誕生から50年超、原点にして頂点の元祖ラグジュアリースポーツ!
AUDEMARS PIGUET(オーデマ ピゲ)
ロイヤル オーク オートマティック

【SPEC INFORMATION】
ケースサイズ:41mm ケース素材:ステンレススティール ブレスレット:ステンレススティール 巻き上げ:自動巻き 搭載キャリバー:Cal.4302 防水性能:5気圧 振動数:毎時2万8800振動 パワーリザーブ:約70時間
価格:412万5000円

入手困難なベーシックモデル
1972年に誕生し、のちにラグジュアリースポーツと呼ばれる人気ジャンルの礎を築いた偉大なパイオニア、ロイヤル オーク。金無垢時計の製作を中心に行っていた名門ブランドが手がけた初のステンレススティール製モデルであり、斬新でスタイリッシュなデザインは発表から半世紀以上を経ても色褪せない。その誕生の背景には、当時のCEO ジョルジュ・ゴレイの英断、ジェラルド・ジェンタの天才的なデザイン力があった。
ジェンタが潜水士のヘルメットに着想を得たビス留め8角形ベゼル同様、デザイン面におけるロイヤル オークの象徴が「タペストリーダイヤル」である。このタペストリーはただの思いつきではなく、精巧に設計された台形が連なることで、それぞれの面が四方から光を反射して文字盤を輝かせる。さらに中央にいくほど間隔が狭くなるため、光の反射がより複雑になるのだ。現行では「グランドタペストリー」に進化を果たし、オリジナルの“ナイトブルー、クラウド50”以外にも、シルバーやブラックなど文字盤カラーが充実するのも魅力といえる。
また、本作の個性を引き立てるのが、サテン&ポリッシュ仕上げが美しいケース一体型ブレスレットだ。ケースと同じくジェンタの発案によるこの斬新かつ複雑な装備は、“一体型メタルブレスレット”という新たな概念を生み出し、ラグスポの特徴であるドレッシーな10.5mm厚の薄型ケースに多大な貢献を果たす。

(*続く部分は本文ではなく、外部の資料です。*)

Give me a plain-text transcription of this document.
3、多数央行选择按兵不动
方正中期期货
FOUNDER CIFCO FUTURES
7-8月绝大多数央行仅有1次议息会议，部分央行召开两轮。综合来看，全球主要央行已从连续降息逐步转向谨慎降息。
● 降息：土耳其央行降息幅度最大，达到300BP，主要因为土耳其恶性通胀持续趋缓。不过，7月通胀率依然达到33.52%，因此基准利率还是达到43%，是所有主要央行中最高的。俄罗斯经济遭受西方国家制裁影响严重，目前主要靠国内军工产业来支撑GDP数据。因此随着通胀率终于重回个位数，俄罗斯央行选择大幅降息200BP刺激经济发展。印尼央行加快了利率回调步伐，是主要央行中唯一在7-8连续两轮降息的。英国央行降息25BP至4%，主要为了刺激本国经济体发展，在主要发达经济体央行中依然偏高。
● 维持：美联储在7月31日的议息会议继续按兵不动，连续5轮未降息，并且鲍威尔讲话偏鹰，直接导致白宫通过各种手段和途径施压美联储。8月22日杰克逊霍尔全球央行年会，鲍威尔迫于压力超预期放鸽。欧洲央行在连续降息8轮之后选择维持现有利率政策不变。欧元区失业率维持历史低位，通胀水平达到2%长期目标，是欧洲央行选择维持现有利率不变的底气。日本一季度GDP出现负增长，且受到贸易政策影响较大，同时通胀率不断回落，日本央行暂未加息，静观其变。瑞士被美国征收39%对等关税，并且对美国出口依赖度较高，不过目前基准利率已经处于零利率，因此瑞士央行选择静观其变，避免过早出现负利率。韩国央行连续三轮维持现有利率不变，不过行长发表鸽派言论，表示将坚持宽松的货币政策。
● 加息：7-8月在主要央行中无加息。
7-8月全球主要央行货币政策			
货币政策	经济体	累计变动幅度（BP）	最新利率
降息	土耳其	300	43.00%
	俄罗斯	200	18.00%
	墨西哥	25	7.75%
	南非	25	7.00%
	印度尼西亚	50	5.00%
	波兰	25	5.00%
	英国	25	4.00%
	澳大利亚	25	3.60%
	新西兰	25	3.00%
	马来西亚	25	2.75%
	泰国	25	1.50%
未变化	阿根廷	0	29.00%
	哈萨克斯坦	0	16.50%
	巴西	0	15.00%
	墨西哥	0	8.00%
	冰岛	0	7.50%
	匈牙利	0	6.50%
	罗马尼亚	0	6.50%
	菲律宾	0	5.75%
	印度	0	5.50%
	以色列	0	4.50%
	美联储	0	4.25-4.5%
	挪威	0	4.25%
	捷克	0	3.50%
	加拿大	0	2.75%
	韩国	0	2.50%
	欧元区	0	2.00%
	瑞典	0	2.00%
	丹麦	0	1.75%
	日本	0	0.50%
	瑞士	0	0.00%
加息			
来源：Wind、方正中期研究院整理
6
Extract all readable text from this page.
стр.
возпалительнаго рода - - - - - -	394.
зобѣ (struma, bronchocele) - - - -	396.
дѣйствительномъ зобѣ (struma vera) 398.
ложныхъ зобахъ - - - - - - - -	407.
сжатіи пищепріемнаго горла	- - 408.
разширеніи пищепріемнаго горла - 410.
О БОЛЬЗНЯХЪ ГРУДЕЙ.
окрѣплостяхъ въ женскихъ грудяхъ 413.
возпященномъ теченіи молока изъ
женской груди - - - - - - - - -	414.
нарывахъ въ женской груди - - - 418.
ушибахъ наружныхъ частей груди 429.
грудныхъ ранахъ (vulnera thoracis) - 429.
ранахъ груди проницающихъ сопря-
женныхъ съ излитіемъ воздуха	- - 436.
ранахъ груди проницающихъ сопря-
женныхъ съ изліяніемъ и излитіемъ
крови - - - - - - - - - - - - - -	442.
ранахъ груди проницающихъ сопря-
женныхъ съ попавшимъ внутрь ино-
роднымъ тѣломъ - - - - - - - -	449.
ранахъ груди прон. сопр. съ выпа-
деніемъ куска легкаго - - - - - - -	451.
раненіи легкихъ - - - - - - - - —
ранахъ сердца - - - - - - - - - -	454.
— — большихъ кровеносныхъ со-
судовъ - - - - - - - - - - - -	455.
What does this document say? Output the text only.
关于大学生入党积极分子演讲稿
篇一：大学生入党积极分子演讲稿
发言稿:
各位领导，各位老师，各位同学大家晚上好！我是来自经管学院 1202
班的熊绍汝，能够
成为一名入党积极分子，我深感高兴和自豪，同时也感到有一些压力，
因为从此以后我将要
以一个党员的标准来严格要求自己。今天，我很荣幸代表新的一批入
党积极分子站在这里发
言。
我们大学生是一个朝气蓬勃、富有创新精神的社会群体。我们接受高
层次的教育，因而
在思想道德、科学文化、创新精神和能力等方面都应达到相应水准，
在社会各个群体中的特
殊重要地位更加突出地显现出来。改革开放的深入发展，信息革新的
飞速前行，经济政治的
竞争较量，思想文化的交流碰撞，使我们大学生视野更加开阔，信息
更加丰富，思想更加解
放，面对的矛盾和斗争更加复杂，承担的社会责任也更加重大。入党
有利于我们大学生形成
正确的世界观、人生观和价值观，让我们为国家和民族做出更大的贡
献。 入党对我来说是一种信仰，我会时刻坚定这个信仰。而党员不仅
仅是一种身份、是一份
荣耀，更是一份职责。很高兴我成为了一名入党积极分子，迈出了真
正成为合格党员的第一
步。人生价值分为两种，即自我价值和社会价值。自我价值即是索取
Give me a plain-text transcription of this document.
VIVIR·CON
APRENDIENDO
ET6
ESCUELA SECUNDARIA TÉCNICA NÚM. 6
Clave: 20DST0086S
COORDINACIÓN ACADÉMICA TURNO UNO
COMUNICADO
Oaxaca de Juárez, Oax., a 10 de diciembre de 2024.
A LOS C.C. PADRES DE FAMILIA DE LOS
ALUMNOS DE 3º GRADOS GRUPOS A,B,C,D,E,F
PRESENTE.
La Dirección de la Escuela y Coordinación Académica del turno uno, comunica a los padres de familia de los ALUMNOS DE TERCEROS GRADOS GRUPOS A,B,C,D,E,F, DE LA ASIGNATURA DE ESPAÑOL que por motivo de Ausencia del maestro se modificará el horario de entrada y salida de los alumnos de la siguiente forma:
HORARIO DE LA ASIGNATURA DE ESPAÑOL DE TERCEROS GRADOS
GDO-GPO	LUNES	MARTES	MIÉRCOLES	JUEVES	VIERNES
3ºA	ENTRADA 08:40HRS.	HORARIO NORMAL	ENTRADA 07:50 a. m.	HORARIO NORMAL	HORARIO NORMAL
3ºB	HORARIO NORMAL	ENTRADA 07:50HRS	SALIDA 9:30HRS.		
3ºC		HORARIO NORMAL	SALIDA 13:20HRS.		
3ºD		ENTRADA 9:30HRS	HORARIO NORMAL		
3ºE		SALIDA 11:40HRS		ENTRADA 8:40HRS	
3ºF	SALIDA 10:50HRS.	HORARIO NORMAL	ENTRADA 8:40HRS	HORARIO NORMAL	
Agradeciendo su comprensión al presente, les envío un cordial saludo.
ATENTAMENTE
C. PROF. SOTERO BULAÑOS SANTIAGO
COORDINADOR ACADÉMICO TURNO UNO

現行ロイヤル オークが搭載するのは、2019年に開発された自動巻きキャリバー4302。径が拡大され、以前の6振動から8振動/秒となり精度が向上、パワーリザーブも約60時間から約70時間に向上。誕生から50年以上経ても進化を止めず、現在も頂点に君臨し続けるロイヤル オークはその丁寧な作り故、生産数が限られ、入手が難しいモデルとなっている。